In den Umfragen führen zwei Politiker, die das grösste Land Südamerikas spalten: Der inhaftierte Luiz Inácio Lula da Silva (72), Ex-Präsident (2003-2010) und unerschütterlicher Volkstribun, und der rechte Herausforderer Jair Messias Bolsonaro. Noch immer liegt Ersterer weit vorn in den Umfragen, die Zustimmung stieg zuletzt sogar.

Ob er am Ende antreten darf, ist seit den frühen Morgenstunden unwahrscheinlicher denn je. Der oberste Wahlgerichtshof entschied in einer achtstündigen Sitzung dagegen, die Kandidatur Lulas zuzulassen. Damit wäre er aus dem Rennen.

Als letzte Hoffnung bleibt ihm eine Berufung, die seine Anwälte bereits angekündigt haben. Doch Lula läuft die Zeit davon: Gewählt wird schon in einem guten Monat.

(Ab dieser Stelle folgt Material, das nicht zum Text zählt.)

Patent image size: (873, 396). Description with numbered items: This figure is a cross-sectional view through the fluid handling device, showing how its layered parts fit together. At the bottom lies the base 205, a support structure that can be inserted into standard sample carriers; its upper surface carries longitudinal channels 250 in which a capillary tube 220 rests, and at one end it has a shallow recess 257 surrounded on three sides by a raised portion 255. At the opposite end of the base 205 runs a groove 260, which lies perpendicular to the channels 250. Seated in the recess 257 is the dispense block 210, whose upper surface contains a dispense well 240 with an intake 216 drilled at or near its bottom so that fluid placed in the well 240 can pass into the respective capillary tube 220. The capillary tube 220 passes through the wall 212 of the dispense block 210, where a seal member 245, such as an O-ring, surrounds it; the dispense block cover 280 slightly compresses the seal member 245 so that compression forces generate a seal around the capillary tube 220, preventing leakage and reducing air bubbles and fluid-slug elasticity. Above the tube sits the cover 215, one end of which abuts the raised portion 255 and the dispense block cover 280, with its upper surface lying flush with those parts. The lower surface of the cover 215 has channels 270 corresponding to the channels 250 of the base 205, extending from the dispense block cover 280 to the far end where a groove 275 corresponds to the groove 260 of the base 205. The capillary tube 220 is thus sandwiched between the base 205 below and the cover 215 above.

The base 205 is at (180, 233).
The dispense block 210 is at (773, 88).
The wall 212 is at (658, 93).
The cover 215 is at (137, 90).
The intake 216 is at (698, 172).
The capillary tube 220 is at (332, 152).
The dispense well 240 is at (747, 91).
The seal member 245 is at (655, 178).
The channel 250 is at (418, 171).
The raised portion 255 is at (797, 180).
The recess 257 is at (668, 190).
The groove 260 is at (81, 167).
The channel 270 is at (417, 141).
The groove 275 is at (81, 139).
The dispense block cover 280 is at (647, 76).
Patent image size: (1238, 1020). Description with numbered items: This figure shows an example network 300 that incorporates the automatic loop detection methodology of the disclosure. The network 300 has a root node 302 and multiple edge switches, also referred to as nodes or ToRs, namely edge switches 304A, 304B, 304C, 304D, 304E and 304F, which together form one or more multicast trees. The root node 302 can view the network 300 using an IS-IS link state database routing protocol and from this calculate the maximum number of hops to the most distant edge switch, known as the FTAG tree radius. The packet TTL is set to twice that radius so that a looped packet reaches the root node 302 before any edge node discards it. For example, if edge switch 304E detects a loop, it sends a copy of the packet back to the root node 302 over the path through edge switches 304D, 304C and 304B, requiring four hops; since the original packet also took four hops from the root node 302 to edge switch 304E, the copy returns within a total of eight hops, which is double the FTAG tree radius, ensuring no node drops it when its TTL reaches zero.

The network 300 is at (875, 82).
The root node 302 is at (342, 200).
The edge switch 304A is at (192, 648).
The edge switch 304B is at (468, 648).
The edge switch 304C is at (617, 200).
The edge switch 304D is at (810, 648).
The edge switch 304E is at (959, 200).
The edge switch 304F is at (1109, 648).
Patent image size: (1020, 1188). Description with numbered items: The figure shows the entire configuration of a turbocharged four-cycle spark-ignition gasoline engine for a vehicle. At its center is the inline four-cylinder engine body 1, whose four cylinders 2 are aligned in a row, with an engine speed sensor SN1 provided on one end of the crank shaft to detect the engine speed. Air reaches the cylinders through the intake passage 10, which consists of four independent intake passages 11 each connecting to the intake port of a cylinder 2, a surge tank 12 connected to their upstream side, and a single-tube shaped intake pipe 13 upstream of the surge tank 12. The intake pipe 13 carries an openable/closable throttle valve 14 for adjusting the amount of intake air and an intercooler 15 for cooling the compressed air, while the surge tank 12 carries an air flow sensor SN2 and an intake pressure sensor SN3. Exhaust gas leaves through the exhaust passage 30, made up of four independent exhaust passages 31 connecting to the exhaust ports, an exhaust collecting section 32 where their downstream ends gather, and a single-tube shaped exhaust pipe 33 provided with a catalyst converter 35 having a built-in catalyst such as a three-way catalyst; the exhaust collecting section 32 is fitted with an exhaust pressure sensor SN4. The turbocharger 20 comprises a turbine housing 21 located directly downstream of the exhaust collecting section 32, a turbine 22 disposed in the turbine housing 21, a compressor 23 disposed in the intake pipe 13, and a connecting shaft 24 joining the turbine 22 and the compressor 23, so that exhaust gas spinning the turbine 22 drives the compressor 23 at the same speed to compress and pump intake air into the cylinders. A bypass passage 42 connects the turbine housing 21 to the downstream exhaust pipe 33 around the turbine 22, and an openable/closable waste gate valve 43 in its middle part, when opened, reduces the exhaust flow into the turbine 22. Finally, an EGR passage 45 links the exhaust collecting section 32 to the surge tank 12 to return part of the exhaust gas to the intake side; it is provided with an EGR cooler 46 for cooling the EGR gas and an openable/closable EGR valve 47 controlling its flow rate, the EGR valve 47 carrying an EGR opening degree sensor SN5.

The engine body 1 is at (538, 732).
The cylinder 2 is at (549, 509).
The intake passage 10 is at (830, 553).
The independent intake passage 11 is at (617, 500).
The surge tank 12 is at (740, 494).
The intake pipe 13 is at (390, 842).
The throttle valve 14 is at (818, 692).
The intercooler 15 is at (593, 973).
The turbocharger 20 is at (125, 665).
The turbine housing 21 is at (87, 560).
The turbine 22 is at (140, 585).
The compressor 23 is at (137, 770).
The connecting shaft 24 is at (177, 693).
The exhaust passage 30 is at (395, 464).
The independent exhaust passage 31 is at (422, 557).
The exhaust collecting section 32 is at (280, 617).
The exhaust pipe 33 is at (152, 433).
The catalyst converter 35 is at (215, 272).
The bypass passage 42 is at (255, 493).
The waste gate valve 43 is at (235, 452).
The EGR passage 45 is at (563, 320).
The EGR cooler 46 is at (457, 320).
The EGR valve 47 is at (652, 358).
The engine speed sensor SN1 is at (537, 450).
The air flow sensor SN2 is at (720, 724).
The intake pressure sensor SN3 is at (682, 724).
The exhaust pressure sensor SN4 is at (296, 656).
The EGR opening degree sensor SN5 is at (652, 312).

Lula: Wahlkampf ohne Inhalte

Lula ist Ex-Gewerkschafter und Ex-Präsident, seine Partei, die Arbeiterpartei PT, inszeniert ihn messiasartig. Kaum Inhalte bestimmen die Wahlkampstrategie, vor allem geht es um seine Person.

Dabei ist es nach wie vor unwahrscheinlich, dass Lula überhaupt gewählt werden kann. "Ficha Limpa", übersetzt saubere Akte, lautet der Name des Gesetzes, das dies verbietet. Er hat es selbst in Kraft gesetzt, nun verbietet es ihm die Kandidatur. Denn Lula ist in zweiter Instanz wegen Vorteilsnahme zu zwölf Jahren Haft verurteilt worden.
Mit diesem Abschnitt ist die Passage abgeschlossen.